How should GERD investigation be in the preoperative period of bariatric surgery?

Although it is routine in most bariatric services in Brazil, until recently there was great controversy in the international literature regarding Upper Digestive Endoscopy (EDA) in preparation for bariatric surgery.

The current recommendation according to international society consensus is as follows:

  • EDA should be considered for all patients with gastrointestinal symptoms who plan to undergo bariatric surgery due to the frequency of findings that can change conduct
  • EDA should also be considered for those without symptoms due to the chance of 25% of incidental endoscopic findings that can change conduct or even contraindicate bariatric surgery

How does the presence of GERD influence the technical choice of bariatric surgery?

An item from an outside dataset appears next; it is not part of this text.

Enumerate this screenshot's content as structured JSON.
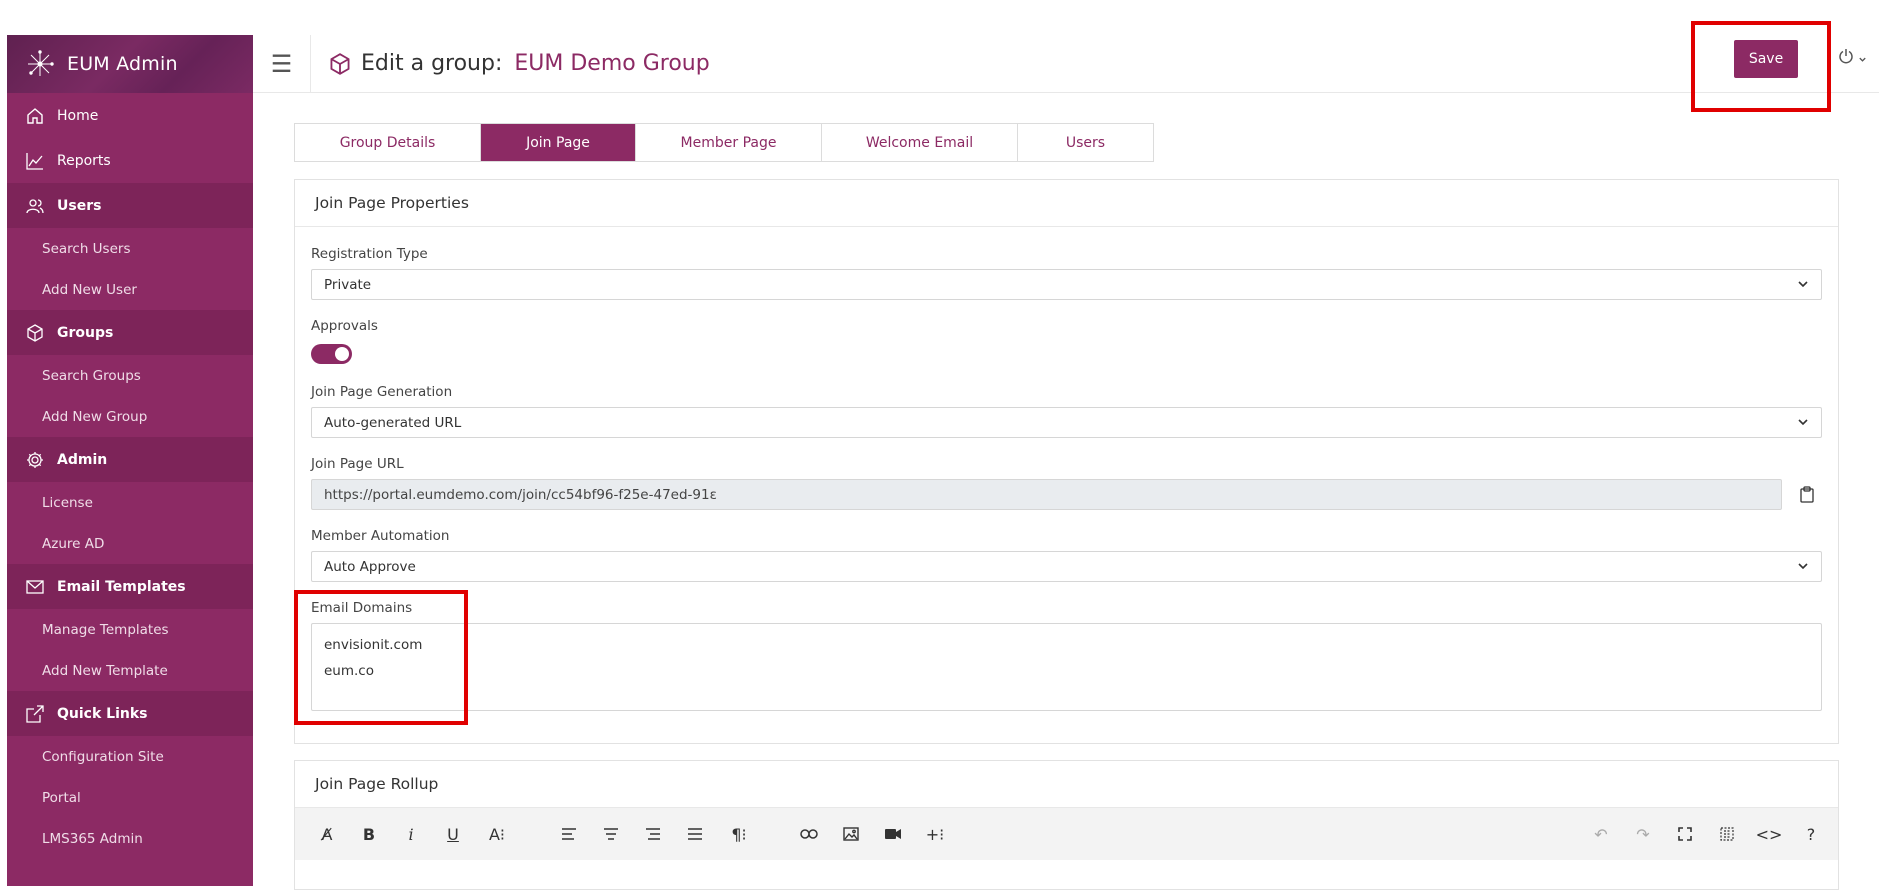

Currently, Vertical Gastrectomy (GV) is the most performed bariatric surgery in the world. However, with long-term follow-up, we have seen more frequently cases with GERD postoperatively. In some situations, very symptomatic and refractory to clinical treatment, with the need for revision surgery for conversion to Roux-en-Y Gastric Bypass (BGYR).

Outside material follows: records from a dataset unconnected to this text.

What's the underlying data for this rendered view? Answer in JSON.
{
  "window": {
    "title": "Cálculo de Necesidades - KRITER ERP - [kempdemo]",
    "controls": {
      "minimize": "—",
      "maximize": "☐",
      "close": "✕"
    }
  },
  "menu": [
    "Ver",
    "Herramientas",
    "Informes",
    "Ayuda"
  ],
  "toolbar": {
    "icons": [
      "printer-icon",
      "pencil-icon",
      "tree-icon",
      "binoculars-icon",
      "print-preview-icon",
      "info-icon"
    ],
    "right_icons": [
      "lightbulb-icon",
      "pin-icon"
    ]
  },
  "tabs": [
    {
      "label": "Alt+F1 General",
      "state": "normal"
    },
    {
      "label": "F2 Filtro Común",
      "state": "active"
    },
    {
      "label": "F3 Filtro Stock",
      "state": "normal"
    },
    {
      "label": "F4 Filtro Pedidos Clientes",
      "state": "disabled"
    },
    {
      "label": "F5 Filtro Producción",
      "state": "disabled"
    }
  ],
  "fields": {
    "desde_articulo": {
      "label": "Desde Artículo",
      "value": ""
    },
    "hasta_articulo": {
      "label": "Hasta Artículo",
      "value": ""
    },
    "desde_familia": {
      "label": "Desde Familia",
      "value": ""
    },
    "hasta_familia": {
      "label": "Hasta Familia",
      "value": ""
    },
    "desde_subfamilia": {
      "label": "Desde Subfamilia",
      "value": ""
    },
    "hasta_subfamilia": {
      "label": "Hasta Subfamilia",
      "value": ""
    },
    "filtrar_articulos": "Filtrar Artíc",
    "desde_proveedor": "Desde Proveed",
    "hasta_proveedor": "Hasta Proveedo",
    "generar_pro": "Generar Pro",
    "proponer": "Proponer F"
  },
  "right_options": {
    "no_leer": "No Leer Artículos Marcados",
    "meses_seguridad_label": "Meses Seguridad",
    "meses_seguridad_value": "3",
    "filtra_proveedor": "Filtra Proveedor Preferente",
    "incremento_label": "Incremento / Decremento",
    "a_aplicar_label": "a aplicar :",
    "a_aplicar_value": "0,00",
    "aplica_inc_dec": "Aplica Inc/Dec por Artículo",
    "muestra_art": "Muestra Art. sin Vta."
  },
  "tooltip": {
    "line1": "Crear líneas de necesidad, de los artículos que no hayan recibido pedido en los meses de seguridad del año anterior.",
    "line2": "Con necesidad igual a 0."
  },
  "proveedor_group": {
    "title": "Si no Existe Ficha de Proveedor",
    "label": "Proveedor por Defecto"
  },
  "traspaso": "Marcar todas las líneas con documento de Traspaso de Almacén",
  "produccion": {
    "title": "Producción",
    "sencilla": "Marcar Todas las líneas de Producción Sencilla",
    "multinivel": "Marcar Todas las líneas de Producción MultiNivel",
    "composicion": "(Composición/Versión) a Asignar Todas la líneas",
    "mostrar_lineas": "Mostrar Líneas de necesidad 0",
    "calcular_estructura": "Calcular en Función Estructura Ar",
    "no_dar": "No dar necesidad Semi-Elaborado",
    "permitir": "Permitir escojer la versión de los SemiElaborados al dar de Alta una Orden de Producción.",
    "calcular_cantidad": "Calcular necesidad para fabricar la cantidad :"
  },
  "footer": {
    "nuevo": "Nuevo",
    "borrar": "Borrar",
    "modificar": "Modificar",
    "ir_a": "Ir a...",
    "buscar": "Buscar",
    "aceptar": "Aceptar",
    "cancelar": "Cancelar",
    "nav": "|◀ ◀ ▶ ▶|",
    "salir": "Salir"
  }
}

There is no conduit, strong evidence regarding preoperative risk factors that can predict which patients will evolve with de novo reflux. We only know that those with pathological GERD, according to Lyon criteria, tend to worsen after GV.

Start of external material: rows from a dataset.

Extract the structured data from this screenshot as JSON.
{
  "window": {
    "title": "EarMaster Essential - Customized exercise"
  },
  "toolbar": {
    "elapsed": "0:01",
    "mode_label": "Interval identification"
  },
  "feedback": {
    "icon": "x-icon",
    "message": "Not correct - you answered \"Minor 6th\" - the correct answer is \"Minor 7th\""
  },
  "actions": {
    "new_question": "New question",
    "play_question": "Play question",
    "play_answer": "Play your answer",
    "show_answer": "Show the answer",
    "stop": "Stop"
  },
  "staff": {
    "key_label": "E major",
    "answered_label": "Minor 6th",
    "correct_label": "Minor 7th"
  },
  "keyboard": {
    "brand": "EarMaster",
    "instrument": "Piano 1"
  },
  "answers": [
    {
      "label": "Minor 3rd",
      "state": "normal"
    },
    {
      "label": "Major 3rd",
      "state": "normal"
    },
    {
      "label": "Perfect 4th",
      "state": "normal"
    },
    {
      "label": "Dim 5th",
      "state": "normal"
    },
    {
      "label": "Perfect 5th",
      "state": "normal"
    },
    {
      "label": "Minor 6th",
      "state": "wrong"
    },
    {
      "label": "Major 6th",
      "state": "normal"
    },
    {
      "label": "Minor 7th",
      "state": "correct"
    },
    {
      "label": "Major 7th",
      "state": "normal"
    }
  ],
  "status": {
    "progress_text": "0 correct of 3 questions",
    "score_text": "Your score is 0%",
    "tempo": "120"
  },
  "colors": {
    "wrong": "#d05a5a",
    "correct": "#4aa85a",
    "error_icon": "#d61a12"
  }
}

For all this, the presence of GERD should be weighed in the joint decision with the patient between GV or Bypass. In general, but not necessarily, we should favor Gastric Bypass in case of:

  • Los Angeles grades C or D Erosive Esophagitis
  • Barrett’s Esophagus
  • Hiatal hernia
  • Esophageal motor alterations

How to cite this article

Dantas, A. Gastroesophageal reflux disease in the patient with obesity. Gastropedia; 2022 Available at: https://gastropedia.com.br/cirurgia/obesidade/doenca-do-refluxo-gastroesofagico-no-paciente-com-obesidade/

References:

  1. Ayazi S, Hagen JA, Chan LS, DeMeester SR, Lin MW, Ayazi A, Leers JM, Oezcelik A, Banki F, Lipham JC, DeMeester TR, Crookes PF. Obesity and gastroesophageal reflux: quantifying the association between body mass index, esophageal acid exposure, and lower esophageal sphincter status in a large series of patients with reflux symptoms. J Gastrointest Surg. 2009 Aug;13(8):1440-7.
  2. Derakhshan MH, Robertson EV, Fletcher J, Jones GR, Lee YY, Wirz AA, McColl KE. Mechanism of association between BMI and dysfunction of the gastro-oesophageal barrier in patients with normal endoscopy. Gut. 2012 Mar;61(3):337-43.
  3. Brown WA, Johari Halim Shah Y, Balalis G, Bashir A, Ramos A, Kow L, Herrera M, Shikora S, Campos GM, Himpens J, Higa K. IFSO Position Statement on the Role of Esophago-Gastro-Duodenal Endoscopy Prior to and after Bariatric and Metabolic Surgery Procedures. Obes Surg. 2020 Aug;30(8):3135-3153. doi: 10.1007/s11695-020-04720-z. PMID: 32472360.
  4. Bolckmans, R., Roriz-Silva, R., Mazzini, G.S. et al. Long-Term Implications of GERD After Sleeve Gastrectomy. Curr Surg Rep 9, 7 (2021).
  5. Sebastianelli L, Benois M, Vanbiervliet G, Bailly L, Robert M, Turrin N, Gizard E, Foletto M, Bisello M, Albanese A, Santonicola A, Iovino P, Piche T, Angrisani L, Turchi L, Schiavo L, Iannelli A. Systematic Endoscopy 5 Years After Sleeve Gastrectomy Results in a High Rate of Barrett’s Esophagus: Results of a Multicenter Study. Obes Surg. 2019 May;29(5):1462-1469.